Harnessing the Power of RNAi Gene Silencing in a Quest of a Cure for Chronic Hepatitis B, and the HBV KnockDown blog written by Dirk Haussecker, who believes it’s about time everyone got serious about a functional cure for hepatitis B.
As I was reading the latest PK-PD study by Gilead on its lead experimental chronic HepB drug candidate GS-9620 (Fosdick et al. 2013), it finally dawned on me that much-touted GS-9620 has been designed to be nothing more than a better tolerated, more convenient version of an already existing treatment option, recombinant interferon. GS-9620 is therefore an example of the typical incrementalist Big Pharma value creation strategy. By contrast, if successful, an HBsAg knockdown approach such as with Arrowhead’s ARC520 would bring to healthcare providers and patients an entirely new, desperately needed treatment option as the field has become stuck with interferons and RT inhibitors for years.
GS-9620 checks a number of boxes for an interferon-better
Interferons for the treatment of chronic HepB and HepC is widely regarded as a mixed blessing. In light of its very poor tolerability, including flu-like symptoms and depression, patients often opt not to be potentially cured instead of suffering through a year or so of feeling just miserable. Of course, it does not help that after all this, the prospects of a (functional) cure still remain depressingly low in the case of HepB, on the order of 10% for the gold standard HBsAg seroconversion.
Gilead is developing the orally administered, small molecule toll-like receptor 7 (TLR7) agonist GS-9620 in order to provoke natural interferon production along the GI-liver axis without causing systemic exposures with interferon. It is the systemic, body-wide actions of interferon that are responsible for its poor tolerability.

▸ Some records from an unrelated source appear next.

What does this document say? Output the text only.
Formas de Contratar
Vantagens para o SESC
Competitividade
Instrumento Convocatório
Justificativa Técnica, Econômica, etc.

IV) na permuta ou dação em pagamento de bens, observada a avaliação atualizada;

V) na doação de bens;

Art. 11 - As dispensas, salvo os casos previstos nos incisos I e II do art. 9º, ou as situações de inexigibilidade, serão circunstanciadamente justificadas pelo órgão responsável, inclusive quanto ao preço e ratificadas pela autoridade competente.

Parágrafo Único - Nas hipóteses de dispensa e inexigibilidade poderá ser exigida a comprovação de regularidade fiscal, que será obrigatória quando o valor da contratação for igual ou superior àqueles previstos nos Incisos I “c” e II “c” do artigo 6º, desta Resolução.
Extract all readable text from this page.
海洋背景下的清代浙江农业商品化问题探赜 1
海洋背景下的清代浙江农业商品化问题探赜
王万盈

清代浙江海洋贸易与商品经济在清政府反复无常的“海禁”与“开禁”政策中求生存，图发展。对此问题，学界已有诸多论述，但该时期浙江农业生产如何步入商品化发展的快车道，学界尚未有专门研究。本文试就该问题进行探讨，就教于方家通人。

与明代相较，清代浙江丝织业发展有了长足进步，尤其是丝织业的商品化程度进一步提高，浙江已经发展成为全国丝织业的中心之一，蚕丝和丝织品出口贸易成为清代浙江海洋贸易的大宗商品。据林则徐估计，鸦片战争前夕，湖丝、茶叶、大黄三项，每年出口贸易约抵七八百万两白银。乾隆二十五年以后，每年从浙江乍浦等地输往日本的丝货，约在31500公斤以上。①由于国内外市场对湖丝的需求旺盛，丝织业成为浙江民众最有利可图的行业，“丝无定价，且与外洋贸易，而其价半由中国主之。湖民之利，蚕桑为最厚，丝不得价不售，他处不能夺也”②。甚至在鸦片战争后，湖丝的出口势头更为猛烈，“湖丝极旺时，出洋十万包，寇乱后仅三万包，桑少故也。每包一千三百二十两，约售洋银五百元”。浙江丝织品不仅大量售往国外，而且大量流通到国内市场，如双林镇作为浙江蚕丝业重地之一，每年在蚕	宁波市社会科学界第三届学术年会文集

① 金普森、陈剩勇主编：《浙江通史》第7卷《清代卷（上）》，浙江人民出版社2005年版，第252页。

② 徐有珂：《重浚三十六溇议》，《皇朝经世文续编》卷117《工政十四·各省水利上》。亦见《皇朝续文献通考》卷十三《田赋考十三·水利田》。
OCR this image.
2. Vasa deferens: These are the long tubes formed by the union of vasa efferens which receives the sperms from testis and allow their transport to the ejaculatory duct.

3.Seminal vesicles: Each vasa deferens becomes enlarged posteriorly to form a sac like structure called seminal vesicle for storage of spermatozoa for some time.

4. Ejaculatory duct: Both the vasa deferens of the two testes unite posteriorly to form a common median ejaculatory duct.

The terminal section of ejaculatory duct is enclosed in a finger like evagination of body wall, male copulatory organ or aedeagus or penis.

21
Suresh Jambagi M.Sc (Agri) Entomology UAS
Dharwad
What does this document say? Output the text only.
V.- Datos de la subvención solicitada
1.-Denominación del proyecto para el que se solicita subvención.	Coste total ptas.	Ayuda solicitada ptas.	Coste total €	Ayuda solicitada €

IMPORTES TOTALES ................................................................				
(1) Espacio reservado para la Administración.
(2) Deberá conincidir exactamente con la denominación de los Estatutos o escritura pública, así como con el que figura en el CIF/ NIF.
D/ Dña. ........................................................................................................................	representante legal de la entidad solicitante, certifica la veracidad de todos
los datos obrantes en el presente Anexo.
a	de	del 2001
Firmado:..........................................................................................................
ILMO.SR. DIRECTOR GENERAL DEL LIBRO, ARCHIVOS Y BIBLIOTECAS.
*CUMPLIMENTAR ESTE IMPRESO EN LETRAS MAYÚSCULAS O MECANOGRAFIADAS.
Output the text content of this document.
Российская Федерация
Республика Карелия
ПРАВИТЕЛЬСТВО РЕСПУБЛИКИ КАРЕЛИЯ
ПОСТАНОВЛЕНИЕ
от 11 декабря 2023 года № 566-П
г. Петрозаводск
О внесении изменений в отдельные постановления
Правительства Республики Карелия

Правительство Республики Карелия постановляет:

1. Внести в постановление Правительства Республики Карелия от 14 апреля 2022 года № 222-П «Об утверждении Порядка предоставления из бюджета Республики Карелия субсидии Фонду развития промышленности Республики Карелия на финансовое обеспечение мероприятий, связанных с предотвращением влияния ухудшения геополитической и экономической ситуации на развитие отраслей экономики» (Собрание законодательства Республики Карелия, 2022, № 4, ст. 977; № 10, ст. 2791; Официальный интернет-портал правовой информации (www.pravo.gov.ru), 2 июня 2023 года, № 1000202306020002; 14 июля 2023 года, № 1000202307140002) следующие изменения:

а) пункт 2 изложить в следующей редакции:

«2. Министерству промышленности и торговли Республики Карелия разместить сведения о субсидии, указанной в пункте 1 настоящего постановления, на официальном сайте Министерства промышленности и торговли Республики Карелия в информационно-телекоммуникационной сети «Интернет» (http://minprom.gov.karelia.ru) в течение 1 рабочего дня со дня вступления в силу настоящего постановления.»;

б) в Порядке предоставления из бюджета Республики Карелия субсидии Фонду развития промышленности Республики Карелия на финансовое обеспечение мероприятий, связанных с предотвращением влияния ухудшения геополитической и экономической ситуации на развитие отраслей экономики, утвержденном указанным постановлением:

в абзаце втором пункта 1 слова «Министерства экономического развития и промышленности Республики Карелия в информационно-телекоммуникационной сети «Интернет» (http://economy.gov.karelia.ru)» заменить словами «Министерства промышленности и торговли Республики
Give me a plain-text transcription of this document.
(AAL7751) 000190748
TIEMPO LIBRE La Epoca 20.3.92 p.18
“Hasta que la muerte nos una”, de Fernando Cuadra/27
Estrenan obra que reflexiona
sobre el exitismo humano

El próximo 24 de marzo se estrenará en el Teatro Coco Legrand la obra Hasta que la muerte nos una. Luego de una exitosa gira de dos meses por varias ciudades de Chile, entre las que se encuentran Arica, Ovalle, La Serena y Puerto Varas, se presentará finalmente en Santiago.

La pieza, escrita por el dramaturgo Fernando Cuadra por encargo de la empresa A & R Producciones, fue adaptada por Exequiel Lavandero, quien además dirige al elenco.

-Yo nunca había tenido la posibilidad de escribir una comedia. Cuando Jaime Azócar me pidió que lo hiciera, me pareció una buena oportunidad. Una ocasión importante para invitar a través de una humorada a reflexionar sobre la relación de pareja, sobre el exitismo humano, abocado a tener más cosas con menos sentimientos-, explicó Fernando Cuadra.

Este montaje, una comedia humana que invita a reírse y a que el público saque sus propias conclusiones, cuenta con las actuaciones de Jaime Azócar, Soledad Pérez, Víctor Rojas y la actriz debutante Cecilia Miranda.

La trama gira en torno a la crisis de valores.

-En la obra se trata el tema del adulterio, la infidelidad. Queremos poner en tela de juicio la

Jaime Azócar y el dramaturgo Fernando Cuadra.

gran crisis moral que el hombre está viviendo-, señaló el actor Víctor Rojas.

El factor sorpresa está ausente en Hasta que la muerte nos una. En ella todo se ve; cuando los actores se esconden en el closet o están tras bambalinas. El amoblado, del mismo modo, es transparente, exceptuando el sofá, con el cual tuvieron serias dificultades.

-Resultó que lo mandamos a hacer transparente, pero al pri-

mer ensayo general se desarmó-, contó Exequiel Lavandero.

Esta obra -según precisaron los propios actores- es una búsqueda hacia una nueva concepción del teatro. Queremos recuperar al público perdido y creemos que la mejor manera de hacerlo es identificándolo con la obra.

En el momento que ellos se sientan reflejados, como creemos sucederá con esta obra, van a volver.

This is supported by the PK-PD data in Fosdick et al. that show that while GS9620 is efficiently taken up in the GI tract, it does not make it out of the liver into the systemic circulation. Moreover, despite local interferon production somewhere along the GI-liver tract, interferon itself seems to be largely contained locally as long as there has not been too much stimulation. Accordingly, it should be possible to get some of the beneficial interferon effects where it is needed (the liver) without the detrimental systemic exposure.
As a TLR7-specific agonist, GS9620 is also thought to avoid triggering the type of pro-inflammatory cytokines that you might expect from TLR activation. In particular, you would want to steer clear of TNF-alpha to avoid tissue damage and hypersensitivity reactions. Indeed, TNF-alpha is hardly induced in monkeys and humans.
On a related note, the data supporting that TLR7-agonism at least in primates should specifically induce interferon and not TNF-alpha is also good news to efforts aiming to combine TLR agonism and RNAi gene knockdown as RNA is the natural ligand for TLR7. I do not predict that this will happen, nor suggest that Arrowhead (or Tekmira) should go down that route, but you could imagine a modified ARC520 with intentional TLR7 agonism, thus combining the two anti-HBV mechanisms.
Human studies suggest narrow therapeutic window
While the theory behind GS-9620 is attractive and the preclinical data apparently supportive of it, the clinical experience thus far suggests that the development of GS-9620 will not be an easy one. In particular, at least 2mg of the drug were required to be able to detect two sensitive biomarkers for interferon production, OAS1 and MX1 (Lopatin et al. 2013). The assumption here is that you need to be able to observe OAS1 and MX1 in order to have an interferon benefit in the liver.
However, as doses were escalated, systemic interferon was detected in the trial subjects starting at 8mg and coincided with the expected side effects. This means that the therapeutic index for GS-9620 may be as narrow as 2-6mg. Considering not only the inter-species, but also the considerable intra-species variability of TLR biology in humans, it remains to be seen whether the therapeutic window will be narrowing even further following large multi-national studies.
More value for innovation
Ultimately, I do feel that GS-9620 may incrementally enhance the treatment experience for chronic HepB patients: increased tolerability and convenience (oral vs injectable), but likely only slightly increased cure rates due to improved compliance. This would certainly justify a price tag exceeding that of current interferons. However, when comparing it to an agent like ARC520 which could transform the treatment of chronic HepB, it is difficult to see how the two agents would be priced at the same level.
The issue is not just limited to cost, but extends to potential regulatory incentives, including accelerated approval and breakthrough designation. Don’t expect an orphan designation for a chronic HepB drug though!
And from a business development perspective, just the ability alone of ARC520 to rapidly and profoundly down-regulate HBsAg should make it an attractive candidate to be paired with other HepB agents, including Gilead’s GS-9620.